Resemble AI, a voice cloning company, has released its next-generation deepfake detection model with an accuracy rate of approximately 94%. Detect-2B uses a series of pre-trained sub-models and fine-tuning to examine audio clips and determine if they are AI-generated. DETECT-2B can detect audio in over 30 languages with very high accuracy (above 94%) in just 200 milliseconds. With this efficient, multilingual technology, we can effectively combat AI-generated audio fraud.
Product Entry:https://top.aibase.com/tool/detect-2b
The company stated in a blog post: "Building on the solid foundation of our initial Detect model, DETECT-2B has made significant advancements in model architecture, training data, and overall performance. The result is an extremely powerful and accurate deepfake detection model that has achieved remarkable performance on a dataset of both real and fake audio clips."
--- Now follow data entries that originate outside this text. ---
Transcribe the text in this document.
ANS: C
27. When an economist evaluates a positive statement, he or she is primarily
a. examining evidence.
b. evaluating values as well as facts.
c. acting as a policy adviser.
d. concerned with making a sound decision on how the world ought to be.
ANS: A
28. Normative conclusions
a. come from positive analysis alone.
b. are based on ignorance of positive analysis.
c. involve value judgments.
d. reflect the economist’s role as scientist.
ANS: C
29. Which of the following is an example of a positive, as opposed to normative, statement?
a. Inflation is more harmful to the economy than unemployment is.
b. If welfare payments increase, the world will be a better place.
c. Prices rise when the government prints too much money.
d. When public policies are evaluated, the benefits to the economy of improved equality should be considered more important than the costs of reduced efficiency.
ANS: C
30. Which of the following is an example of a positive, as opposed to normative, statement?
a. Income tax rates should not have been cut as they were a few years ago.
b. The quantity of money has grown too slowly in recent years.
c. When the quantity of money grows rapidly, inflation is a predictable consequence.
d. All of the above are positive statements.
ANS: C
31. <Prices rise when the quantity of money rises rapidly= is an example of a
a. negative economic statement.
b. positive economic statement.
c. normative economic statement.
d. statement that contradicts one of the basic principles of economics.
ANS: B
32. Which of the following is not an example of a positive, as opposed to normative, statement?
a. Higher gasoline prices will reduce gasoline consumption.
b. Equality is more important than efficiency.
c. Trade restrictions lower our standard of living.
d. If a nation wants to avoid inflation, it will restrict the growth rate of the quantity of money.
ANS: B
According to Resemble, the sub-models of Detect-2B "consist of a frozen audio representation model and an adaptive module inserted into its key layers." The adaptive module shifts the model's focus towards often overlooked sounds that distinguish real audio from fake—namely, unintended sounds left in recordings. Most AI-generated audio clips sound "too clean." Detect-2B can predict the AI-generated parts of the audio without retraining the model each time it listens to a new clip. The sub-models have also been trained on large-scale datasets.
Detect-2B aggregates its prediction scores and compares them with a "carefully tuned threshold" to determine whether a recording is real or fake. Resemble says the way its researchers built Detect-2B makes it faster to train without requiring much computational resources to deploy.
The model's architecture is based on Mamba-SSM, or State Space Models, which does not rely on static data or repetitive patterns. Instead, it uses a stochastic probabilistic model that is more responsive to different variables. Resemble says this architecture performs well in audio detection because it captures the different dynamics in audio clips, adapts to the various states of audio signals, and continues to work even with poor recording quality.
To evaluate the model, Resemble tested Detect-2B on unknown speakers, deepfake-generated audio, and different languages. The company claims the model correctly detected deepfake audio in six different languages with at least 93% accuracy.
Resemble launched its AI voice platform Rapid Voice Cloning in April. Detect-2B will be available via API and can be integrated into various applications.
Resemble is not the only company working on detecting AI clones. McAfee launched Project Mockingbird in January to detect AI audio. Meta is also developing a method to watermark AI-generated audio.
Key Points:
- Resemble AI's Detect-2B model is the next-generation deepfake detection model with 94% accuracy.
- Detect-2B uses pre-trained sub-models and fine-tuning to check audio clips for AI generation.
- The model's architecture is based on a stochastic probabilistic model, making it more sensitive to different dynamics in audio signals and performing well in detecting deepfake audio across various languages.